Now, something that expensive made Lisa very uncomfortable. When she was three years old, Lisa was playing with her mother’s wedding ring (a family heirloom) in the front yard. She came into the house later without the ring and her mother asked her about it. Being only three, Lisa, had no idea where the ring was. Mom walked outside and began to scour the front yard. She found nothing, but did notice some workers cementing a fence between the houses.
“No, she couldn’t have dropped it over there…” her mother thought and then sighed in despair. The ring was gone, never to be seen again. Lisa had been reminded of this event many times as she was growing up. She felt horrible about it, but reminded herself that she was only three years old at the time and shouldn’t be held responsible for the loss.
On another occasion, Lisa had accidently thrown out the anniversary ring given to her by Jack. After the two of them climbed into the apartment dumpster and looked in every nook and cranny, between every piece of paper, and inside anything that could open and close, they sadly agreed that it was gone, never to be seen again.

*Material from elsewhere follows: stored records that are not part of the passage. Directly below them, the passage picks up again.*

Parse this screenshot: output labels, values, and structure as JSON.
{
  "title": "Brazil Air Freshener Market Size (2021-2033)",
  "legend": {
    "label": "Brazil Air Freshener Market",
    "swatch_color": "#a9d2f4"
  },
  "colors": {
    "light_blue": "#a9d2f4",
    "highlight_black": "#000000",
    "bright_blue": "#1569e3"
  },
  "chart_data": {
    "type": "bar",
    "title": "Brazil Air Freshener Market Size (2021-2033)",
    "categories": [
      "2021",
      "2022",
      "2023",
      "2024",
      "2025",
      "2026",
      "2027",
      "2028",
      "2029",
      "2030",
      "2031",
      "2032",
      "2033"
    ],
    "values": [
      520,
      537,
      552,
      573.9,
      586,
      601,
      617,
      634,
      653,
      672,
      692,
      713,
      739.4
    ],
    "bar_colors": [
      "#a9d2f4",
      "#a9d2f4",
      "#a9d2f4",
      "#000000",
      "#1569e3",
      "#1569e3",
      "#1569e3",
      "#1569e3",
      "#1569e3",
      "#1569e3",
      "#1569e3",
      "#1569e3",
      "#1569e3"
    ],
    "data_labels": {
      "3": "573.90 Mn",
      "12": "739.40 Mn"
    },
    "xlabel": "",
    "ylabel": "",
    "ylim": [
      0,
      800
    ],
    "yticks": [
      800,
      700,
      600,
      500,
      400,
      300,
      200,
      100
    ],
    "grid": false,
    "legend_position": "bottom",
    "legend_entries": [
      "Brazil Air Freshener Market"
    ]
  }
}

Lisa thought that she might be able to finally redeem herself for her childhood mistake, by giving this gem to her mom. She secretly spoke to her dad about having something made using the stones. The next door neighbor, the jeweler, could make the piece. Dad and Lisa decided on a custom gold band ring, with the big stone in it. The jeweler shaped the top of the ring into a “V” and the stone was placed at the bottom of the “V”. It was a very unique design and Lisa hoped that her mom would like it. Her mom loved it! Lisa felt relieved that her mother liked the ring, and for the first time in her life, she felt that she had made up, in a sense, for the loss of the family ring so many years ago.
Today, the ring sits in a bank deposit box and is safe from anyone, three years to 63 years old, who could accidently throw it out, or drop it into a cement fence being built between houses.
This is a true story. The names have been changed to protect the stupid and the innocent.